Desondanks stond Tambay aan het eind van het seizoen opnieuw met lege handen. Door een dubbel noodlot viel in 1982 echter de grootste kans in zijn F1-carrière in zijn schoot: door het dodelijk ongeluk van Gilles Villeneuve op Zolder moest Ferrari op zoek naar een vervanger – en toen Jan Lammers die kans door een gebroken vinger misliep, ging de auto naar Villeneuves goede vriend Tambay, die peetvader was van Gilles' zoon Jacques. Tambay beloonde het vertrouwen van de Scuderia met een emotionele overwinning in de GP van Duitsland, precies de Grand Prix waarin teamgenoot Didier Pironi tijdens de kwalificatie het ongeluk kreeg dat het einde van diens F1-loopbaan zou betekenen.
In 1983 bleef Tambay bij Ferrari. Samen met René Arnoux haalde hij voor de Italianen de constructeurstitel binnen. Zijn tweede GP-zege kwam intussen tot stand op Imola, tijdens de GP van San Marino. Vijf keer zette de Fransman zijn auto in dat anderhalve seizoen voor Ferrari op pole, maar er zouden geen prijzen meer bij komen toen hij bij Ferrari moest plaatsmaken voor de Italiaanse rijzende ster Michele Alboreto. Tambay keerde terug naar Renault, nu als F1-coureur, maar het Franse team had niet meer de vorm die het met Alain Prost nog aan de dag had gelegd.

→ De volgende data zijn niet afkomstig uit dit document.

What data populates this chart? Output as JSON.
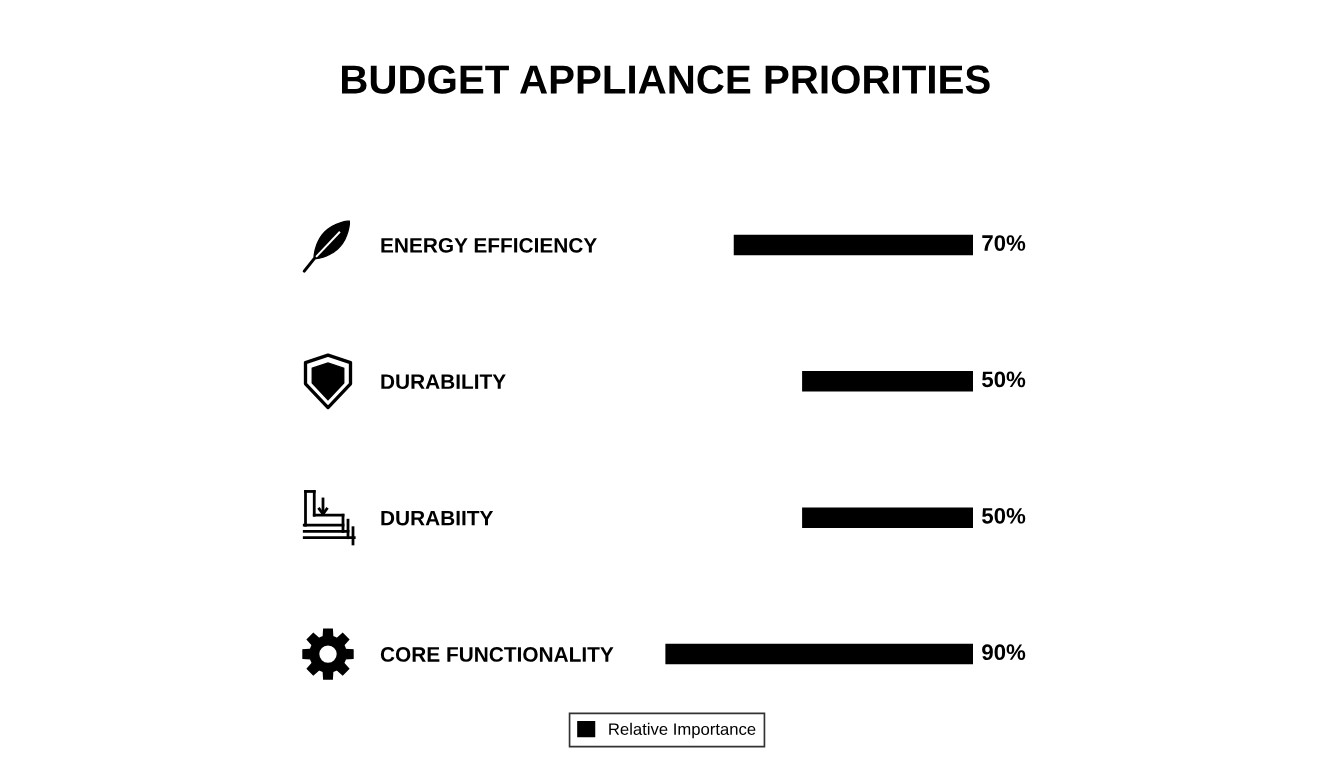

Alleen enkele podiumplaatsen waren nog zijn deel.
Een laatste F1-seizoen met zijn oude kameraad Carl Haas leverde slechts twee punten op met de weinig opzienbare Beatrice Lola, waarna Tambay zijn helm tijdelijk aan de wilgen hing. In 1989 kwam hij één seizoen terug als fabriekscoureur bij TWR Jaguar, wat hem een vierde plaats op Le Mans opleverde, maar daarna keerde de Fransman de circuitsport definitief de rug toe – als coureur althans. Wel was hij in 1994 nog even zakelijk betrokken bij het F1-team van Gérard Larrousse. In de Dakar-rally's vond Tambay intussen een nieuwe passie, maar hij werd daarna in Frankrijk vooral bekend als tv-commentator. Tegelijk was hij loco-burgemeester van het Zuid-Franse stadje Le Cannet.
Zijn zoon Adrien Tambay was intussen aan diens eigen carrière begonnen. De jonge Tambay brak nooit door in de formulesport en koos al snel voor de toerwagens en de GT's. In 2011 keerde Patrick zelf ook nog één keer terug achter het stuur, als gastrijder in de VW Scirocco R-Cup.
De laatste jaren leed Tambay aan een progressieve vorm van parkinson, wat het praten steeds meer bemoeilijkte. Daardoor koos hij ervoor om niet meer in het openbaar op te treden. Die ziekte, gecombineerd met diabetes, zorgde er uiteindelijk dat een Franse gentleman relatief vroeg uit het leven werd gerukt.